Giovanni Boldini, Ritratto di Alaide Banti
Autore: 
Boldini, Giovanni (1842-1931)
Titolo: 
Ritratto di Alaide Banti
Periodo: 
XIX secolo
Datazione: 
non datato (1885)
Classificazione: 
Dipinto
Tecnica e materiali: 
Olio, su matita, su tavola
Dimensioni (altezza per larghezza in centimetri): 
17,5 x 27
Luogo di conservazione: 
Galleria d’Arte Moderna, Palazzo Pitti, Firenze, Italia
Inventario n.: 
1678 (1932) [Giornale] | [Comune] 764 (1912)

Commento:

Per analogie stilistiche e figurative il dipinto è da accostare al "Ritratto di Alaide sul divano rosso" e al "Ritratto di Alaide al pianoforte", dove peraltro la giovane sembra indossare il medesimo abito.

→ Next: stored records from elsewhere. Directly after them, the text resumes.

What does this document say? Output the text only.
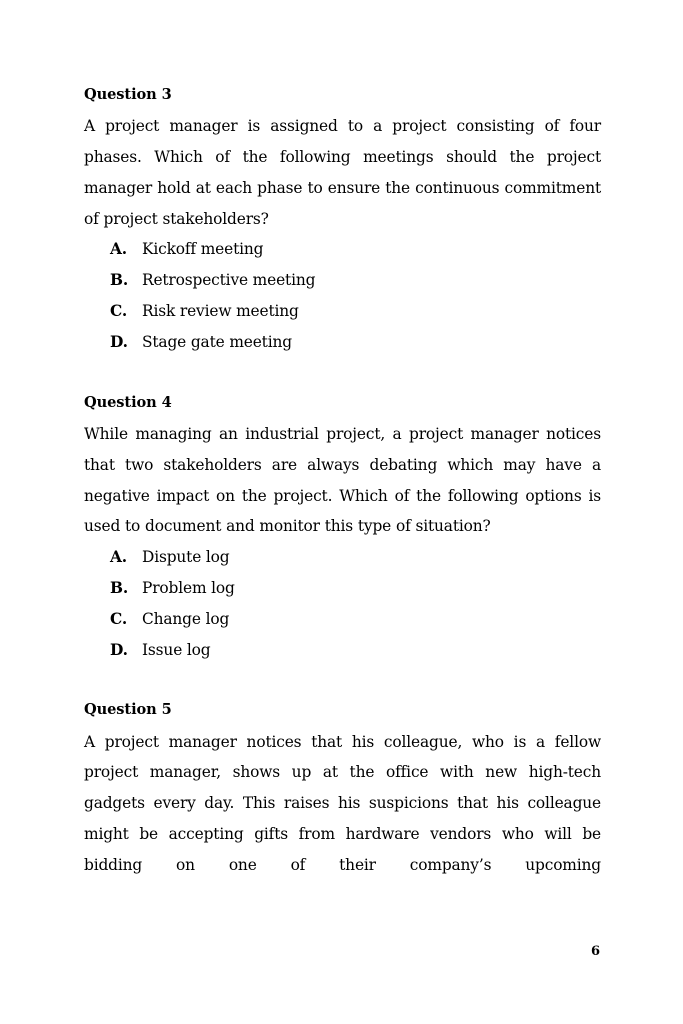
Question 3

A project manager is assigned to a project consisting of four phases. Which of the following meetings should the project manager hold at each phase to ensure the continuous commitment of project stakeholders?

A. Kickoff meeting
B. Retrospective meeting
C. Risk review meeting
D. Stage gate meeting
Question 4

While managing an industrial project, a project manager notices that two stakeholders are always debating which may have a negative impact on the project. Which of the following options is used to document and monitor this type of situation?

A. Dispute log
B. Problem log
C. Change log
D. Issue log
Question 5

A project manager notices that his colleague, who is a fellow project manager, shows up at the office with new high-tech gadgets every day. This raises his suspicions that his colleague might be accepting gifts from hardware vendors who will be bidding on one of their company’s upcoming

6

È il 1885, l'anno cui dovrebbe ascriversi l'opera, che mostra un'esecuzione ancora più sommaria, recante ancora parte dello schizzo a matita, e concentrata soprattutto nella descrizione del volto, dell'acconciatura, degli stivaletti. A pochi tratti rapidi ma fondamentali si riduce la resa della figura, l'espressione della posa, il divano che la accoglie, fissando nel collo, nei polsini e nelle pieghe disordinate dell'abito e nel ventaglio, la vitalità dell'immagine. Sul fondo grigiastro della tavoletta, sotto le pennellate rade e dinamiche si intravede uno schizzo a matita raffigurante una sorta di carro trainato da due cavalli, soggetto riscontrabile più volte nel repertorio boldiniano della metà degli anni Ottanta. In "Ragghianti - Camesasca. 1970", l'attribuzione a Boldini è messa in dubbio, ipotizzando che si tratti di un'opera eseguita da Cristiano Banti, in contatto con Boldini, suo ospite nel 1885.